Esse valor acrescentado, no entanto, não ocorreu. Ao contrário, os anos de globalização mais intensa coincidiram com um período de ligeiro crescimento, inferior ao registrado em outras etapas do capitalismo; e algumas das economias mais dinâmicas foram precisamente aquelas que mais se distanciaram do dogma da globalização. Da mesma forma, no campo da convergência, as conquistas foram poucas ou inexistentes. De fato, disparidades substanciais entre países e regiões foram mantidas ou aumentadas em termos de capacidades produtivas, tecnológicas e comerciais.
Mas, de outra perspectiva, que é muito importante levar em conta, é preciso dizer que a globalização oferece um “sucesso retumbante” como equilíbrio.
Tem sido pelas grandes corporações, que tiveram acesso a novos mercados que fortaleceram sua posição dominante perante as organizações sindicais e os Estados nacionais, que têm conseguido desdobrar seus investimentos em um contexto de intensa competição -regulatória e em termos de salários- entre países para atraí-los e que tenham praticado engenharia contábil e opacidade fiscal a seu critério para aumentar os lucros do grupo. Com a constante ameaça de relocalização, exercem intensa pressão sobre os trabalhadores, institucionalizando a competição entre si, muitas vezes entre os pertencentes ao mesmo grupo empresarial.
A dinâmica da globalização também tem sido um cenário muito propício para o formidável crescimento do setor financeiro, amparado pelo endividamento, pela desregulamentação e pela volatilidade do mercado, aproveitando os diferenciais de taxas de juros e as flutuações nas taxas de câmbio.
Por fim, a globalização consolidou o poder econômico e político das oligarquias, que impuseram seus interesses às instituições e aos governos e que receberam tratamento privilegiado, tanto em períodos de boom como de estagnação. E, claro, permitiu que os ricos, do norte e do sul, do leste e do oeste, acumulassem grandes fortunas.
Devemos considerar tudo isso como coisa do passado ou, em todo caso, como um resíduo insignificante em vias de ser superado? Acredito sinceramente que raciocinar dessa forma é um erro grave.

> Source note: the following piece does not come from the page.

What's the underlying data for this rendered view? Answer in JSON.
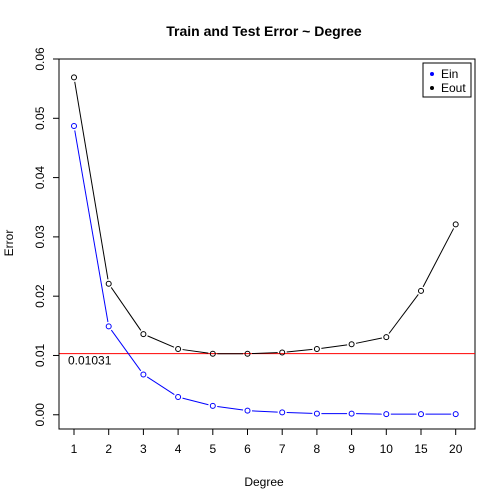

É evidente que o cenário aberto pela pandemia transformou a fragilidade e as consequências negativas da globalização em preto no branco. É igualmente óbvio que os atores -públicos e privados- que atuam nos mercados globais estão redefinindo suas estratégias em um cenário instável, em que outras epidemias e as consequências a elas associadas não podem ser descartadas, e em uma disputa aberta pelos recursos disponíveis, em um contexto de crescente escassez de recursos naturais, materiais e energia. É neste panorama que se devem situar os movimentos no sentido de uma certa relocalização de atividades ou, se preferir, de uma desglobalização parcial.
Ainda é cedo para avaliar a abrangência desses processos e a dinâmica econômica e política que eles originam. No entanto, na minha opinião, algumas das peças fundamentais do processo de globalização ainda estão muito presentes, tão ou mais fortes do que antes da eclosão da doença.
O poder corporativo permanece intacto ou aumentando, a concentração de riqueza pelas elites globais continua seu curso e todos os dias encontramos evidências claras da submissão de governos e instituições a esse poder. Da mesma forma, a lógica econômica baseada no extrativismo, na competitividade, na competição entre nações e trabalhadores e na dívida como motor da economia continuam a inspirar as agendas políticas.
Enfrentar esta rede de interesses e dinâmicas com propostas e iniciativas - a nível local, estadual, europeu e global - colocar o público, a equidade, a sustentabilidade e a intervenção social no centro de tudo é a chave para abrir um cenário verdadeiramente transformador.